Vorrei innamorarmi solo per piangere perché non mi stringerà mai tra le sue braccia, perché ama quella ragazza più bella e con i denti dritti, e voglio ridere immaginandoci insieme durante il San Valentino più banale e commerciale del mondo, e pensare a quanti cani potremmo avere, o anche gatti a seconda dei gusti, e vorrei scrivere con le mani tremanti di questo amore che mi mangia e mi sputa, e poi mi rimangia quando il frigo è vuoto. Vorrei innamorarmi perché mi ha scritto un messaggio anche solo con una faccina gialla odiosa, o perché ha scambiato il mio numero con quello della Wind.

Vorrei innamorarmi perché voglio essere sicura che il mio cuore sta bene, che è ancora capace di frantumarsi per qualcuno, di lanciare maledizioni al mio cervello perché dannazione, ci siamo ricascati di nuovo.

 

Non ci riesco.

E’ la stessa paura che mi impedisce di sedermi di fianco a qualcuno sul treno, o di parlare durante il pranzo a lavoro, o che mi fa mettere la mano davanti alla bocca quando rido, o di quando non rispondo a messaggi per mesi, e poi mi pento.

Questo è il punto nella mia lista che non so se riuscirò davvero a completare quest’anno.

Innamorati, Mariangela.

Innamorati, dannazione.

E’ solo la fine del mondo.

Nulla cambia. Sono il mio più grande nemico, il mio vincitore, il mio perdente.

E’ una battaglia che non so come vincere, perché conosco tutti i miei punti deboli. So dove farmi più male, so come fare accelerare i battiti del mio cuore fino a farmi desistere.
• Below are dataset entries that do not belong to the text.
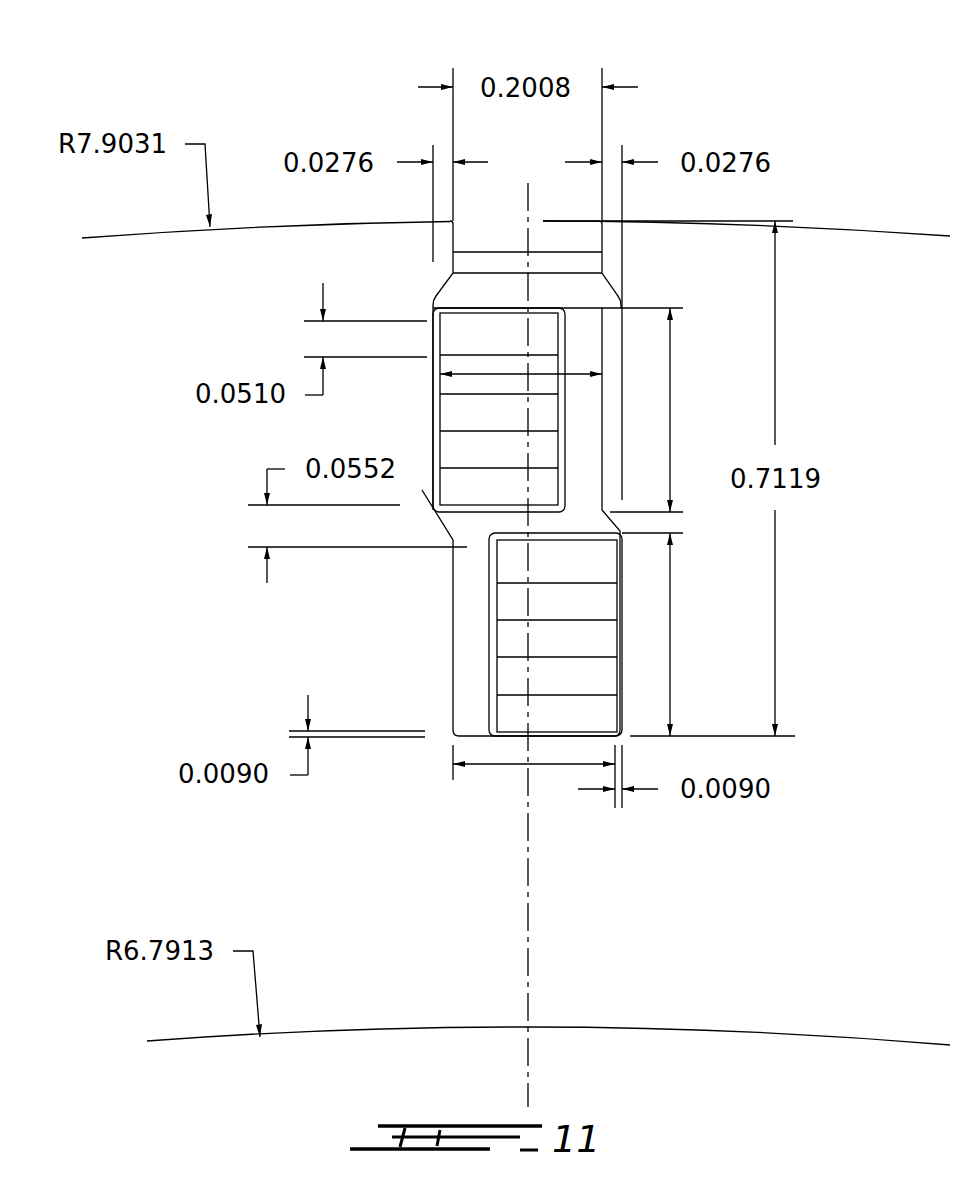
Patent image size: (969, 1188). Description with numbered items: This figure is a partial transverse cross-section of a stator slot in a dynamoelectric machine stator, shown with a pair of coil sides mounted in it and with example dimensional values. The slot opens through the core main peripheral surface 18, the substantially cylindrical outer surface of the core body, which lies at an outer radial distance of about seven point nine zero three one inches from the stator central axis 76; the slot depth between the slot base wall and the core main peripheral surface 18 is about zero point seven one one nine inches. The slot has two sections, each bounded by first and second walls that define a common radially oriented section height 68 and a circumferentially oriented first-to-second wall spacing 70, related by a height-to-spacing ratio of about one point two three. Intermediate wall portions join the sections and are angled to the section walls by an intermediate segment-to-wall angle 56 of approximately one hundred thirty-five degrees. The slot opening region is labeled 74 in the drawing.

The core main peripheral surface 18 is at (406, 219).
The intermediate segment-to-wall angle 56 is at (425, 497).
The section height 68 is at (575, 522).
The first-to-second wall spacing 70 is at (502, 374).
The slot opening 74 is at (586, 80).
The stator central axis 76 is at (528, 967).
La senza nome fallisce, e Mariangela vince.

 

Qualche settimana fa ho fotografato il duomo di Modena.
Da un po’ di tempo mi è difficile entrare in chiesa.
E ne avevo dimenticato il silenzio, l’odore di incenso, i passi da misurare lentamente e il modo in cui il sole cattura e viene catturato.
E’ una meraviglia.
Un eco importante riecheggia in ogni vano.
E ti fa sentire meno sola.
Chissà se qualcuno è in ascolto.

Mare.

 

Sono stata al mare con i miei genitori e con il mio piccolo Hannibal.
Nervosismi, conchiglie e silenzi sereni.
Per la prima volta le sue zampette sono scappate dalle onde, per la prima volta sono stata contenta delle foto fatte al mare e per la prima volta ho catturato dei profondi respiri che mi mancavano da giorni.

Il giorno dopo.

 

Il giorno dopo ho ancora il volto cosparso del trucco della sera precedente.
Il giorno dopo tutti i difetti che ho tentato di mascherare ricompaiono, inevitabili. E mi domando se sono stata davvero capace di nasconderli. Mi domando se un giorno smetterò di vederli come problemi da nascondere, e comincerò a vederli come punti di forza da mettere in risalto.
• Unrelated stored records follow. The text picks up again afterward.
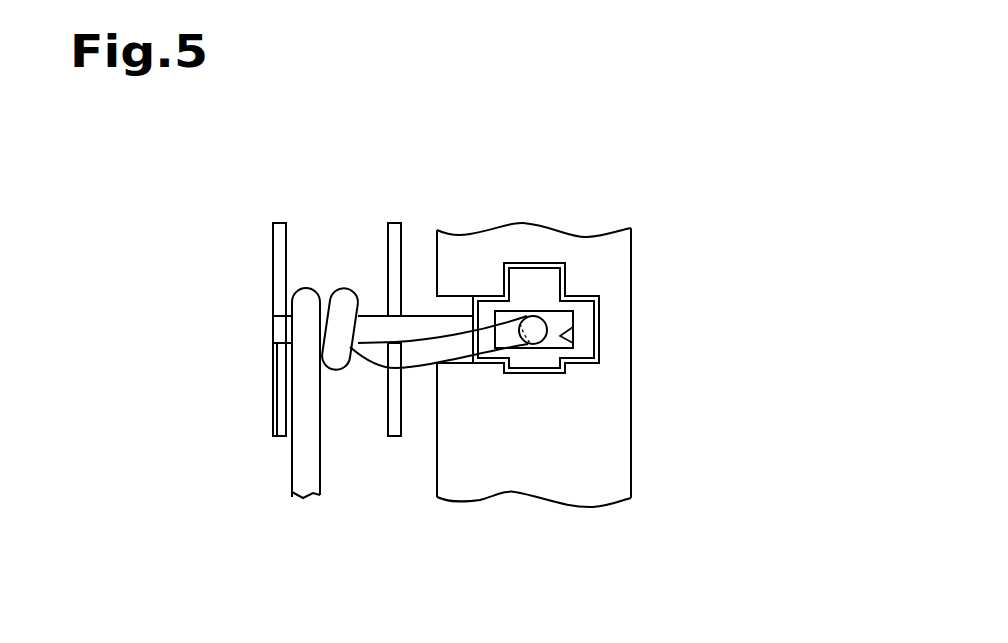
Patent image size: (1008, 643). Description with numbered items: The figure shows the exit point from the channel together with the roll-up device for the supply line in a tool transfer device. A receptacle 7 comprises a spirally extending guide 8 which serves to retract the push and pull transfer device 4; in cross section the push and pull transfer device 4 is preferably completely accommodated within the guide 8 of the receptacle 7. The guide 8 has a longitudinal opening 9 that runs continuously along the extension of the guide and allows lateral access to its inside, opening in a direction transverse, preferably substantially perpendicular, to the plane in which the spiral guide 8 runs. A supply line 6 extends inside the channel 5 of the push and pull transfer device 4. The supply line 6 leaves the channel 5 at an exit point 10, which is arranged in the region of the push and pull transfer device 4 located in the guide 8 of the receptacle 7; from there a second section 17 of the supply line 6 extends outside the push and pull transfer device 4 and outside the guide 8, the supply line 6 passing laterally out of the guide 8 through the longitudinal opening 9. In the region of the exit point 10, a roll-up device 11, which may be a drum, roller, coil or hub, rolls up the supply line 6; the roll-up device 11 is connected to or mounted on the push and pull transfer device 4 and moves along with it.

The push and pull transfer device 4 is at (598, 328).
The channel 5 is at (598, 348).
The supply line 6 is at (598, 317).
The receptacle 7 is at (690, 233).
The spirally extending guide 8 is at (600, 307).
The longitudinal opening 9 is at (436, 303).
The exit point 10 is at (532, 352).
The roll-up device 11 is at (330, 256).
The second section 17 is at (277, 464).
Rossetti, eyeliner, fondotinta, tutti a servizio di me stessa. Il giorno prima, mi sembra quasi di riuscire a intravedere questo sogno.

Il giorno dopo rimangono solo briciole scure di un’insicurezza ferrea e rovente.

Qualcosa.

 

 

Qualcosa manca. Non so cosa.
Oggi sono felice, ho bevuto il mio litro d’acqua e c’è qualche soldino in più nel salvadanaio.
Sono depilata, truccata e ho dei bei vestiti da mettere stasera. Ho mangiato sano.

Sto bene. Ho una lista di cose da fare e quasi ogni riga è spuntata da un segno blu. Oggi ho ascoltato bella musica, ho riso e ho coccolato il mio cagnolino.

Ma qualcosa manca. C’è ancora troppa paura per dar nome a quel qualcosa.

Milano.

 

Non potrei viverci mai, ma sono consapevole di essermi trovata di fronte ad una città incredibilmente attraente e viva. Ci sono stata il 6 gennaio e il tempo ci ha graziato con un sole fresco e nessuna nuvola. Non ci ero mai stata e sono contenta di aver posato gli occhi sul Duomo, sulle Galleria e sul caos milanese di cui avevo soltanto sentito parlare.

Le foto devono migliorare, o saranno solo ricordi banali da cartolina kitch da 0.05 euro.

Graduation chic.

 

Mi sono laureata…quasi un mese fa, le foto sono arrivate ora e oramai non so più dove postarle. Mi piacciono tantissimo anche se devo ignorare il mio doppiomento, i miei cosciotti e la mia faccia Casper passione università.

L’abito è di Elisa Landri, e mi è costato 99 euro. Alla fine ne avevo disegnato uno molto simile ma per crearlo ne avrei dovuti spendere molti di più. Lo metterei ogni giorno, perché appena l’ho provato ho sentito la musichetta romantica e strappalacrime stile Say yes to the Dress.

Lo adoro. Vorrei che tutti i giorni fossero il giorno della mia laurea, ansia, paura e freddo artico a parte.